Cleaning my garage was the biggest task this weekend. There were so many old cardboard boxes in there. You see, there are three apartments in my house, and everytime someone moves in or out, they leave a whole bunch of old boxes in the garage. I kept meaning to recycle all of the boxes, but I just never got around to it. Finally, Sunday was the day I had to do it. There was absolutely no way I could do homework with all those boxes in the garage. It took me and my friend (the poor sucker, I roped him in) HOURS. We had to crush and fold over a hundred empty cardboard boxes. They I stuffed them all into my car (after all, I wouldn't want to take two trips). I couldn't even close my trunk, I had so many boxes in my car. I drove to the recycling depot at about 15 kms an hour. Luckily, it is in my neighbourhood, so I didn't have to go to far.
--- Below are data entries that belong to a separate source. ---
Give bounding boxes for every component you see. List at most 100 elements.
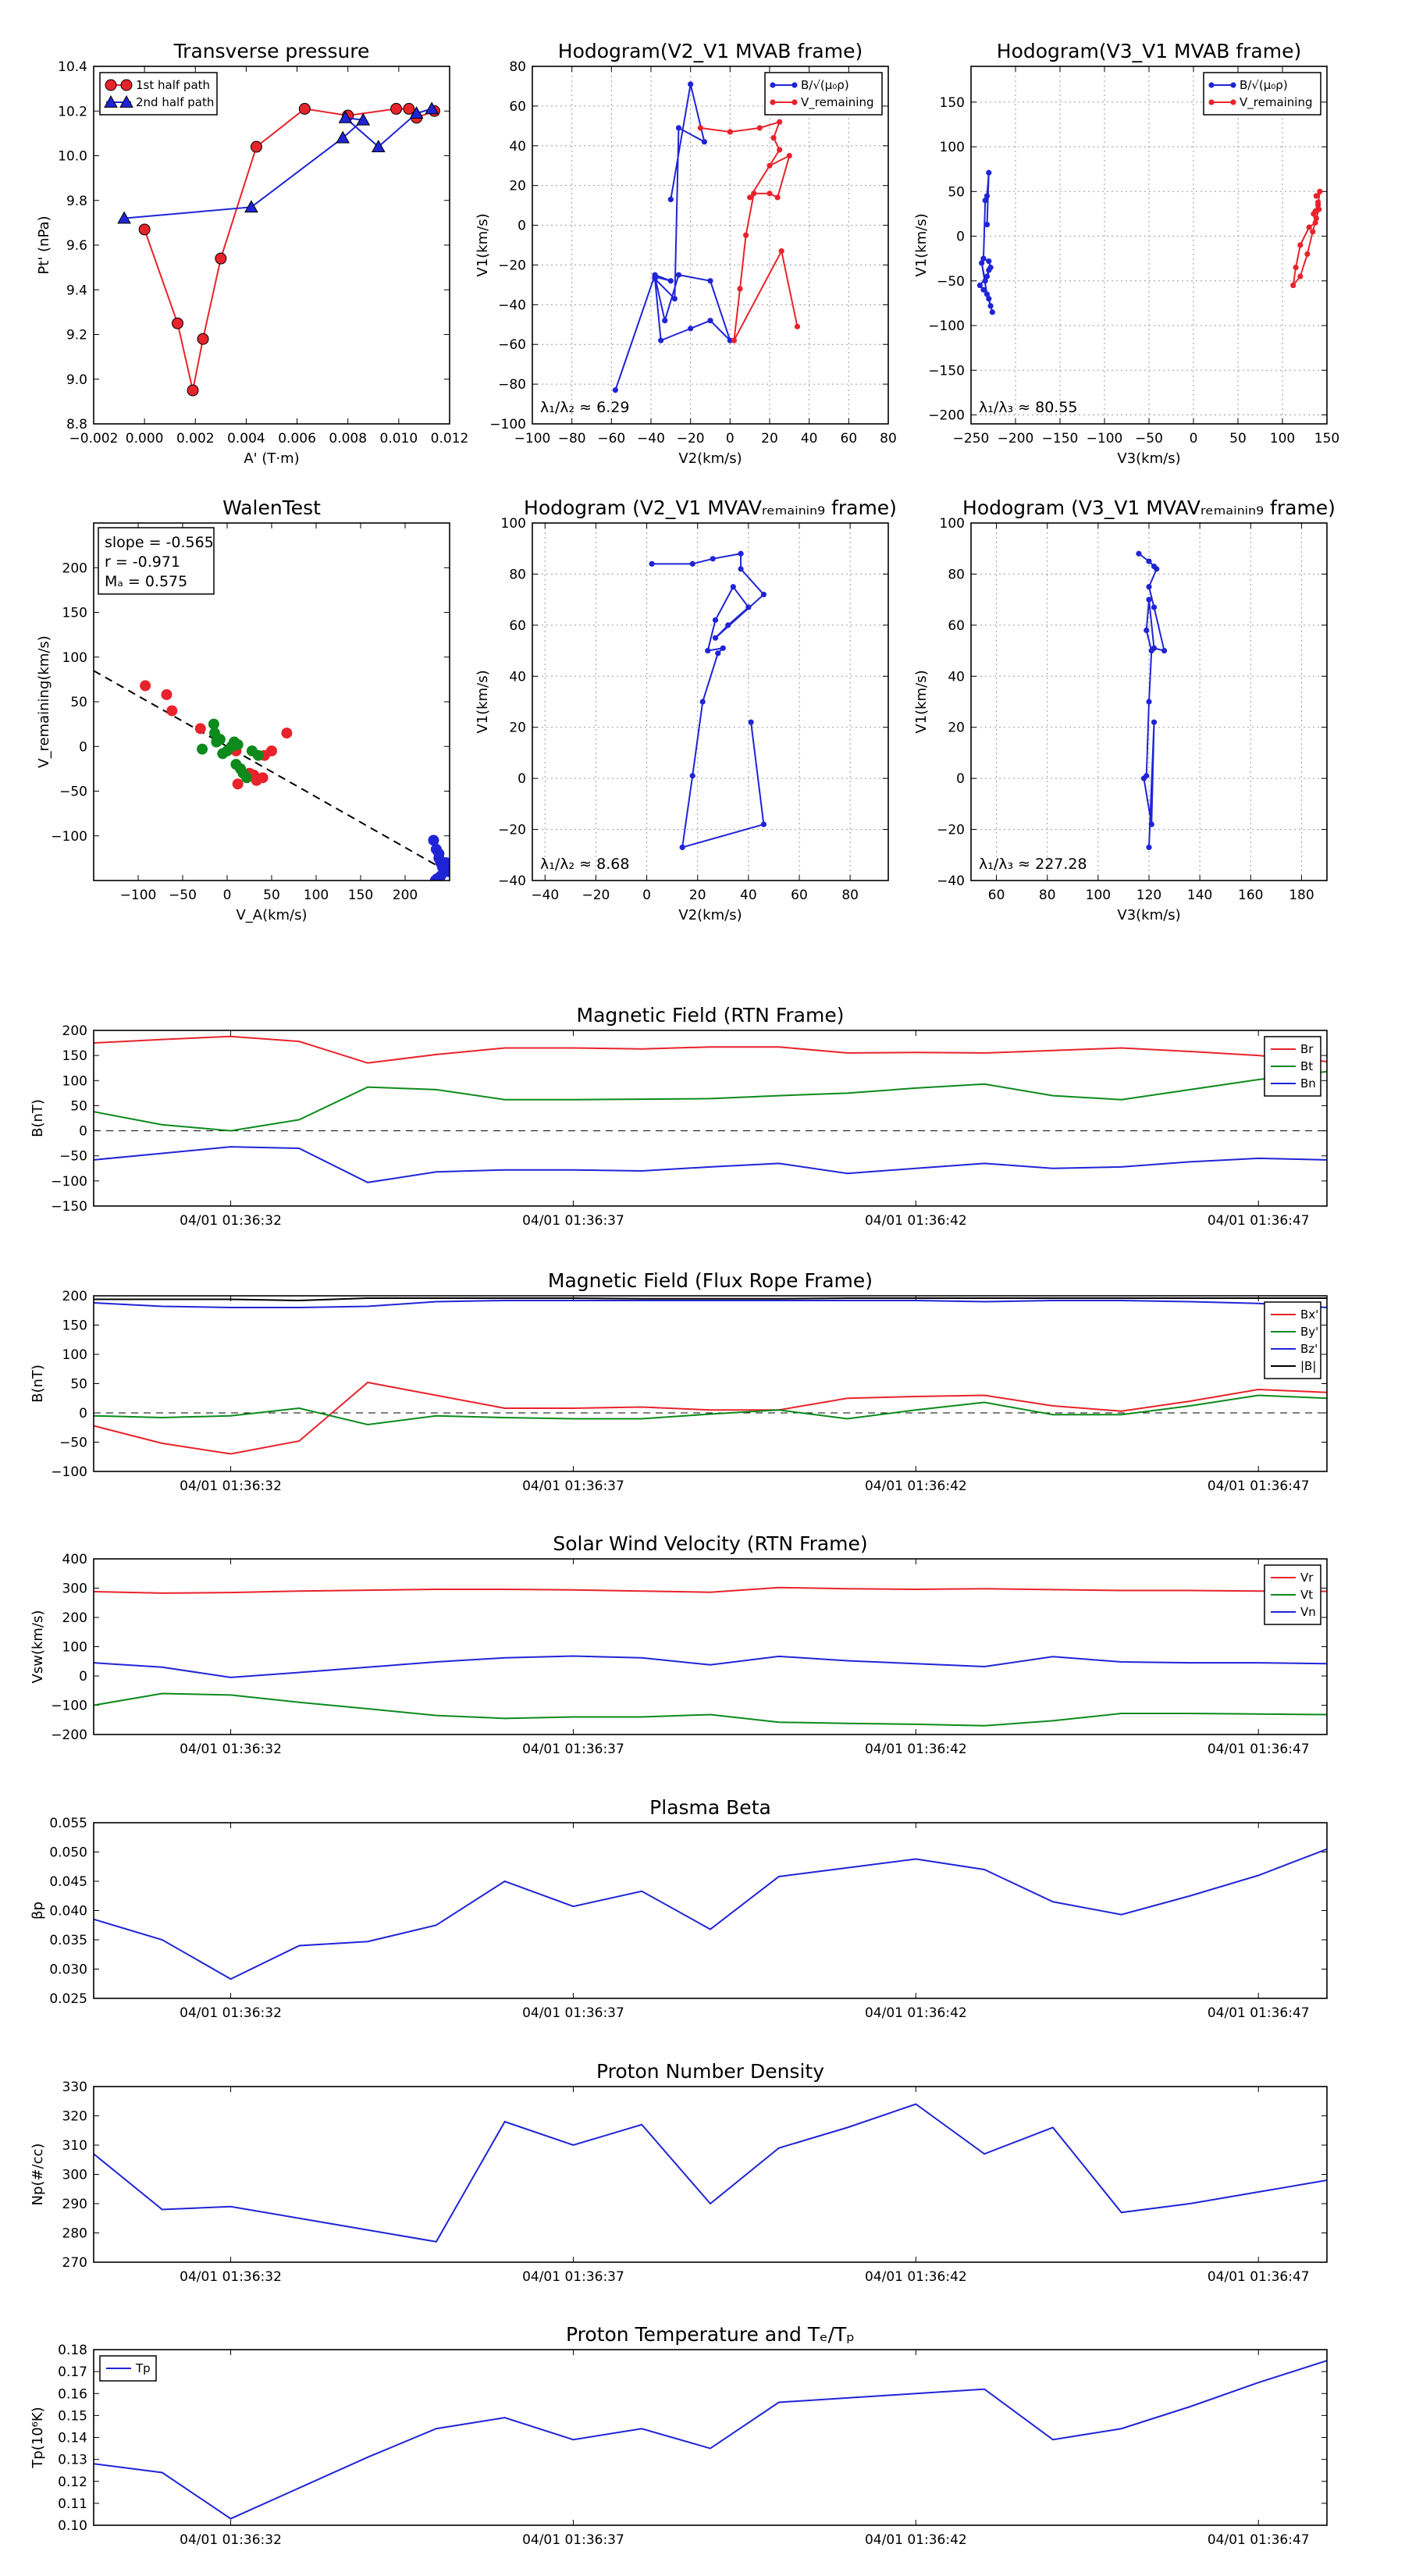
- y-tick-label: 9.0: [66, 372, 87, 388]
- data-point: [1146, 699, 1152, 705]
- y-axis-label: V_remaining(km/s): [36, 635, 52, 768]
- data-point: [1146, 584, 1152, 590]
- x-tick-label: −150: [1042, 431, 1079, 447]
- data-point: [774, 194, 781, 201]
- chart-title: Solar Wind Velocity (RTN Frame): [553, 1532, 867, 1555]
- y-tick-label: 300: [62, 1582, 87, 1597]
- series-line-Bt: [94, 1070, 1327, 1132]
- chart-title: Proton Temperature and Tₑ/Tₚ: [566, 2323, 855, 2346]
- data-point: [1313, 193, 1319, 199]
- y-axis-label: V1(km/s): [475, 670, 491, 733]
- chart-hodogram-v3v1-mvab: Hodogram(V3_V1 MVAB frame) −250 −200 −150 −1…: [913, 40, 1339, 467]
- data-point: [442, 866, 450, 877]
- data-point: [671, 296, 678, 302]
- x-tick-label: 60: [841, 431, 858, 447]
- data-point: [725, 622, 731, 628]
- data-point: [1313, 215, 1319, 222]
- legend-label: Vn: [1300, 1605, 1316, 1619]
- y-tick-label: 330: [62, 2080, 87, 2095]
- y-tick-label: 10.2: [58, 104, 87, 119]
- y-tick-label: 100: [62, 1073, 87, 1089]
- data-point: [336, 130, 350, 144]
- data-point: [767, 190, 773, 197]
- x-tick-label: 04/01 01:36:42: [865, 2269, 967, 2285]
- data-point: [194, 723, 206, 735]
- data-point: [745, 604, 752, 610]
- plot-frame: [532, 66, 889, 425]
- x-tick-label: −40: [637, 431, 665, 447]
- y-tick-label: 300: [62, 2168, 87, 2183]
- data-point: [760, 592, 767, 598]
- data-point: [778, 248, 784, 254]
- data-point: [986, 296, 992, 302]
- walen-info-line: slope = -0.565: [105, 534, 214, 551]
- x-axis-label: V2(km/s): [678, 907, 742, 923]
- walen-info-line: r = -0.971: [105, 553, 180, 571]
- data-point: [747, 194, 753, 201]
- y-axis-label: V1(km/s): [913, 670, 930, 733]
- chart-magnetic-field-flux-rope: Magnetic Field (Flux Rope Frame) 04/01 01…: [30, 1269, 1328, 1494]
- series-line-Vt: [94, 1692, 1327, 1727]
- y-tick-label: 200: [62, 1610, 87, 1626]
- legend-label: Bt: [1300, 1059, 1313, 1073]
- y-tick-label: 0: [956, 771, 965, 787]
- data-point: [232, 738, 244, 750]
- series-line-Vr: [94, 1586, 1327, 1594]
- chart-walen-test: WalenTest −100 −50 0 50 100 150 200 −100 −50 0 50 10…: [36, 496, 450, 923]
- series-line-|B|: [94, 1297, 1327, 1302]
- data-point: [984, 291, 991, 297]
- y-tick-label: 60: [948, 618, 965, 634]
- chart-hodogram-v3v1-mvav: Hodogram (V3_V1 MVAVᵣₑₘₐᵢₙᵢₙ₉ frame) 60 80…: [913, 496, 1336, 923]
- y-tick-label: 100: [62, 1640, 87, 1656]
- data-point: [777, 147, 783, 153]
- y-tick-label: 9.6: [66, 238, 87, 254]
- x-tick-label: 200: [393, 888, 418, 903]
- x-tick-label: 04/01 01:36:32: [180, 1742, 282, 1757]
- x-tick-label: 60: [988, 888, 1005, 903]
- y-axis-label: Np(#/cc): [30, 2144, 46, 2206]
- y-tick-label: 80: [509, 567, 526, 582]
- data-point: [743, 232, 749, 238]
- x-tick-label: −100: [120, 888, 157, 903]
- data-point: [658, 337, 664, 343]
- plot-frame: [532, 522, 889, 881]
- data-point: [786, 152, 792, 159]
- eigenvalue-ratio-annotation: λ₁/λ₂ ≈ 8.68: [540, 856, 629, 873]
- x-tick-label: 04/01 01:36:37: [522, 1213, 624, 1229]
- data-point: [140, 680, 151, 692]
- chart-proton-temperature: Proton Temperature and Tₑ/Tₚ 04/01 01:36:…: [30, 2323, 1328, 2548]
- y-tick-label: 0.035: [49, 1933, 87, 1948]
- y-tick-label: 50: [70, 1098, 87, 1114]
- series-line-Bz': [94, 1300, 1327, 1308]
- data-point: [403, 102, 415, 115]
- data-point: [1297, 273, 1304, 279]
- data-point: [214, 734, 226, 745]
- y-tick-label: 40: [948, 669, 965, 685]
- y-tick-label: 50: [948, 184, 965, 200]
- data-point: [215, 252, 227, 265]
- legend-label: Bz': [1300, 1342, 1318, 1356]
- chart-title: Hodogram(V2_V1 MVAB frame): [558, 40, 863, 62]
- legend-marker: [1208, 82, 1215, 88]
- data-point: [1146, 844, 1152, 851]
- data-point: [777, 119, 783, 125]
- y-tick-label: 100: [501, 516, 526, 532]
- data-point: [425, 101, 439, 115]
- x-axis-label: V_A(km/s): [236, 907, 307, 923]
- data-point: [166, 705, 178, 717]
- y-axis-label: Pt' (nPa): [36, 215, 52, 274]
- data-point: [986, 267, 992, 273]
- y-tick-label: 0: [79, 1124, 87, 1140]
- plot-frame: [93, 1030, 1328, 1207]
- x-tick-label: 40: [801, 431, 818, 447]
- data-point: [675, 125, 682, 131]
- legend-marker: [791, 99, 798, 105]
- data-point: [197, 743, 208, 755]
- legend-label: V_remaining: [1240, 95, 1313, 110]
- legend-box: [764, 72, 883, 116]
- y-tick-label: 400: [62, 1552, 87, 1567]
- y-tick-label: 0.18: [58, 2343, 87, 2358]
- data-point: [433, 848, 445, 859]
- data-point: [730, 584, 736, 590]
- data-point: [1312, 219, 1318, 226]
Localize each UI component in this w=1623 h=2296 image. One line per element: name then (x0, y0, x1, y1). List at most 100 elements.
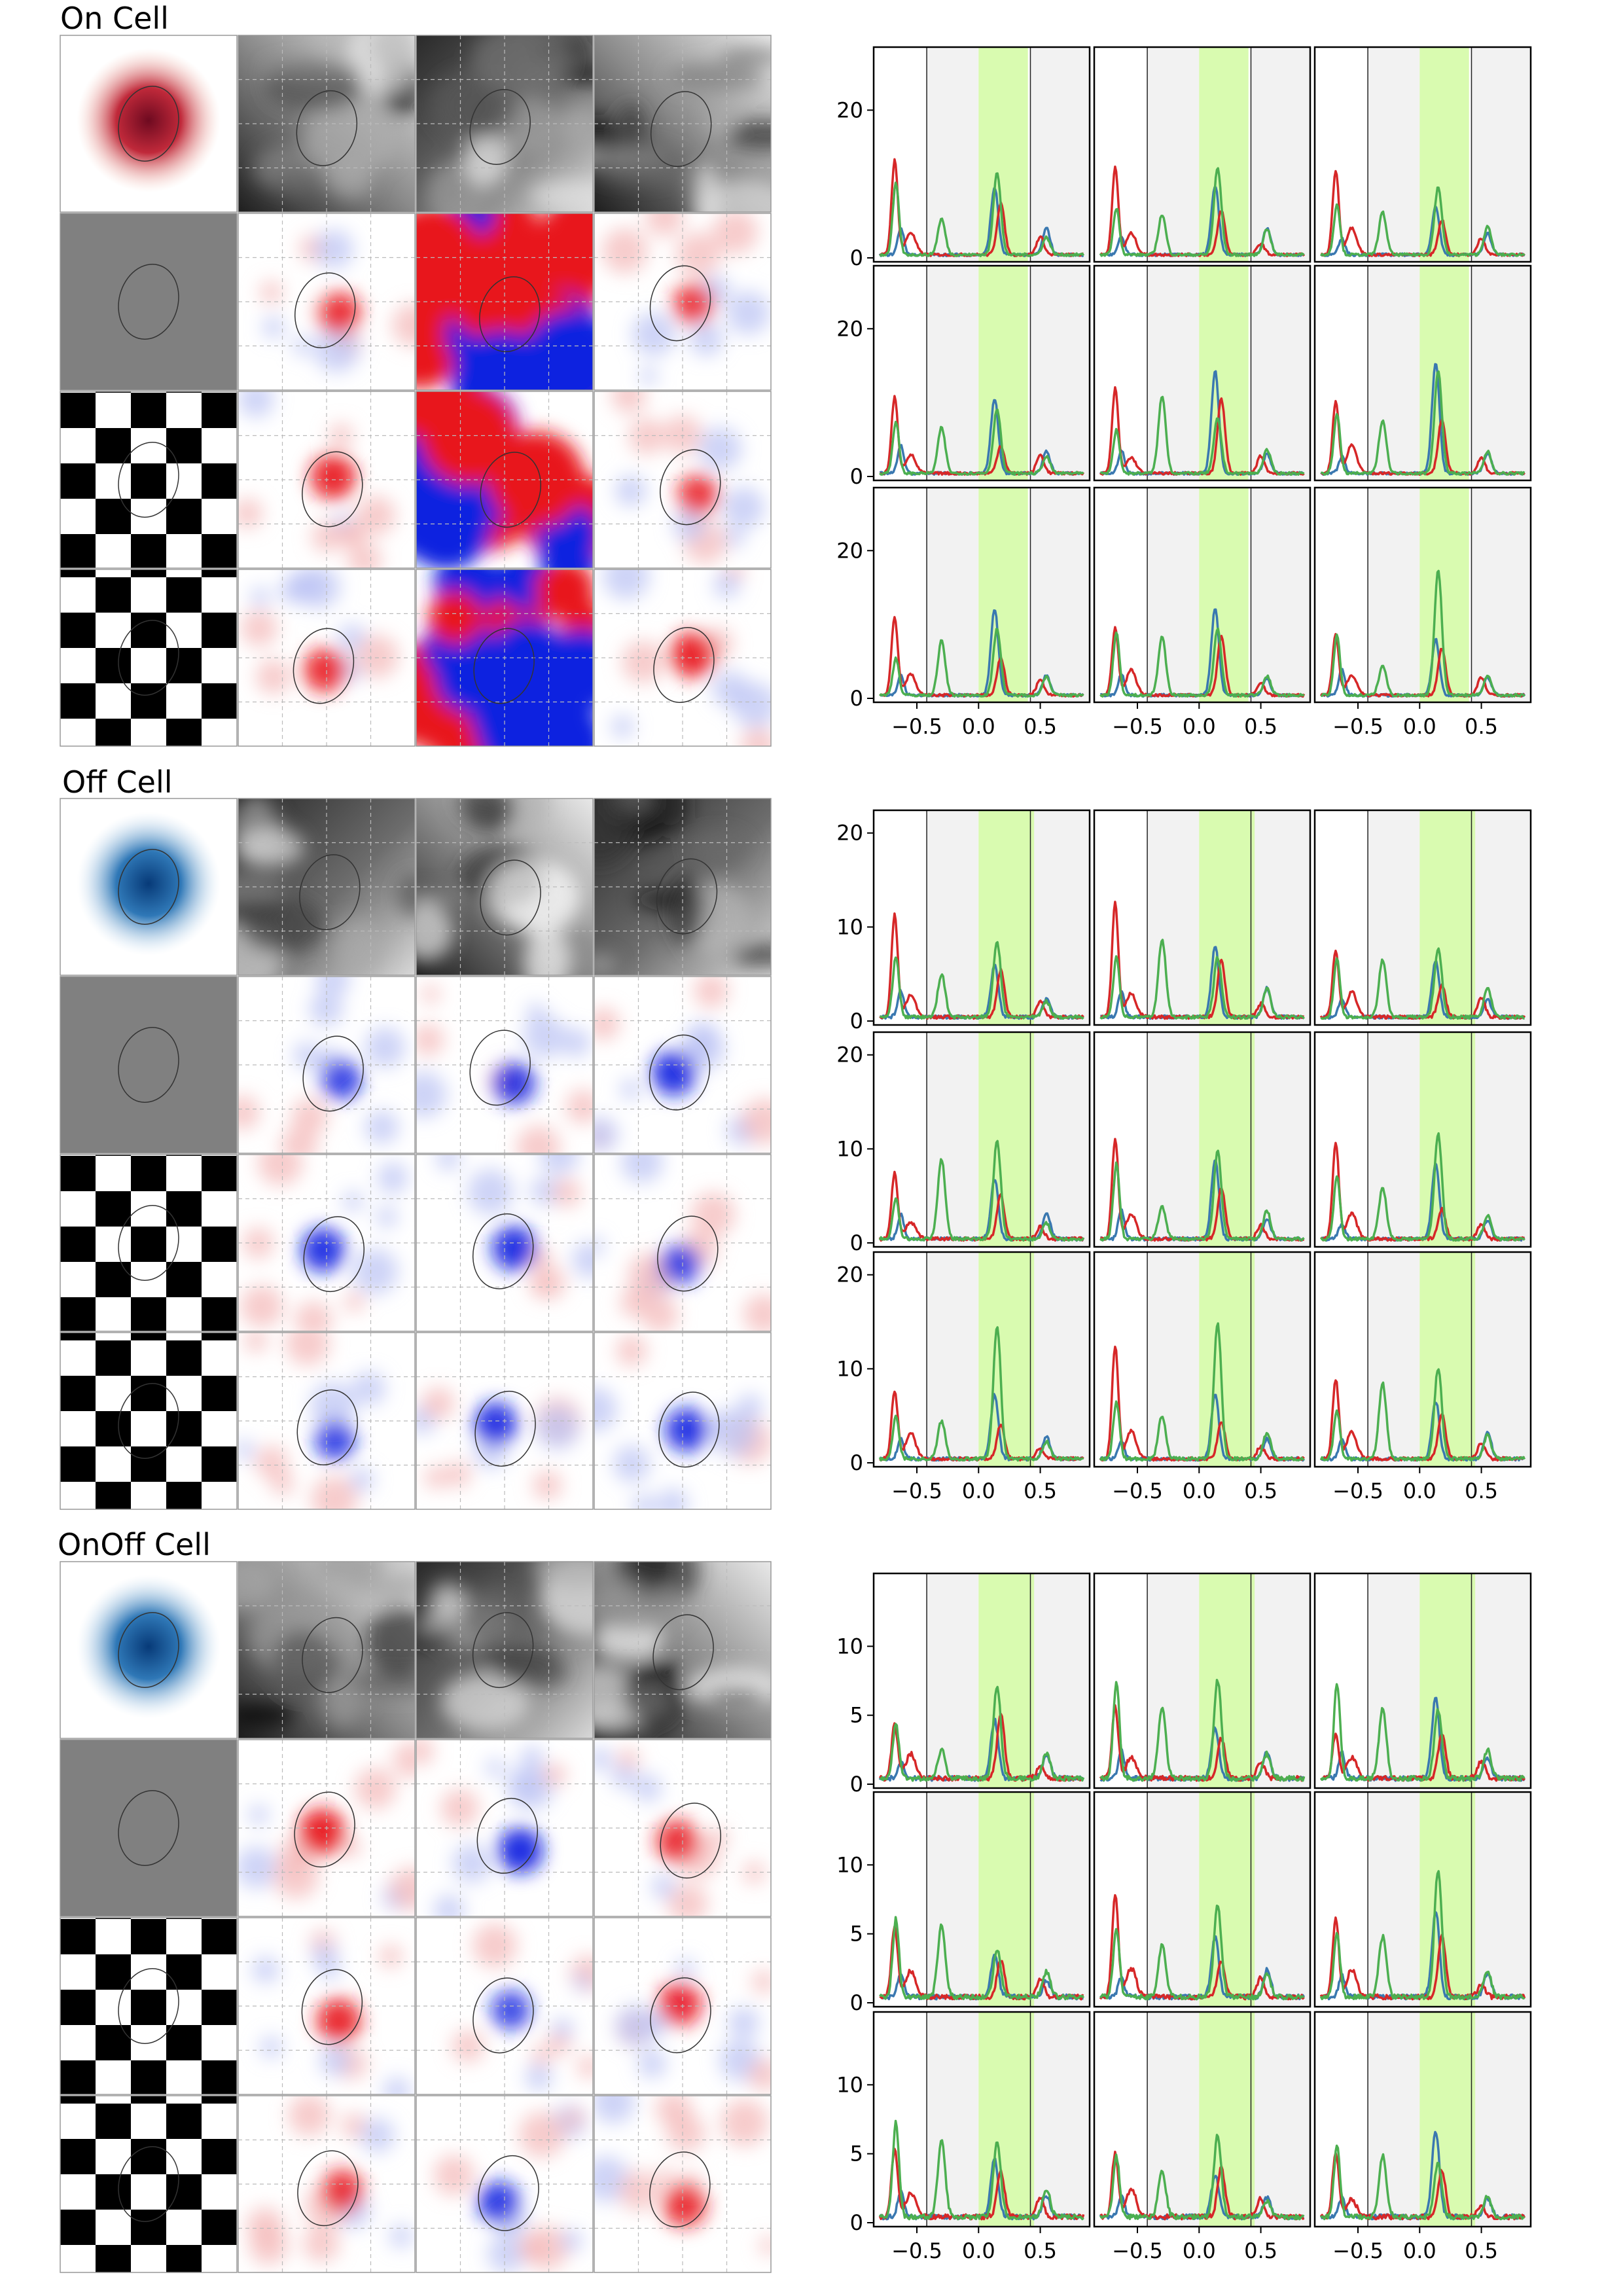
psth-trace (879, 616, 1084, 698)
checker-square (96, 2174, 131, 2210)
map-blob (565, 1089, 593, 1124)
checker-square (166, 1918, 202, 1919)
photo-texture (532, 1562, 593, 1589)
rf-outline (474, 1390, 536, 1467)
map-blob (298, 569, 340, 609)
map-blob (303, 2226, 340, 2262)
plot-frame (872, 46, 1091, 263)
checker-square (60, 1297, 96, 1331)
checker-square (25, 577, 60, 613)
checker-square (202, 754, 237, 789)
tile-border (416, 569, 594, 747)
gray-band (1030, 810, 1090, 1025)
checker-square (202, 2139, 237, 2174)
photo-stimulus (594, 1562, 771, 1738)
checker-square (60, 1156, 96, 1191)
photo-stimulus (416, 35, 593, 212)
map-blob (620, 1079, 641, 1100)
gray-band (1471, 1573, 1531, 1788)
checker-square (60, 1919, 96, 1954)
psth-trace (1099, 1678, 1306, 1782)
tile-border (416, 1917, 594, 2095)
checker-square (96, 1954, 131, 1990)
plot-frame (1093, 1791, 1311, 2008)
map-blob (563, 2108, 584, 2129)
map-blob (519, 2111, 565, 2158)
checker-square (202, 569, 237, 577)
gray-band (1368, 1792, 1420, 2007)
map-blob (620, 1155, 663, 1183)
checker-square (202, 2096, 237, 2104)
gray-band (927, 810, 979, 1025)
rf-outline (469, 88, 531, 165)
checker-square (166, 499, 202, 534)
gray-band (1471, 2012, 1531, 2227)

Then I had to unload my car and put all of those boxes into the appropriate green recycle bin. I got a bit carried away though. I was throwing the boxes to myt friend who was helping me like frisbees. Anyway, I threw one just a bit too hard and it slammed him in the face. I felt awful. Expecially since he was volunteering to help me with my boxes. However, there was no harm done (well, a huge bruise, but no need for the hospital), and my boxes were recycled. I bought him a cheese cake to say sorry for the facial disfiguration . . . but then I ate half of it.

The things we do to avoid homework.

I wonder how my students did with THEIR papers this weekend, and I wonder what kinds of procrastination they get up to.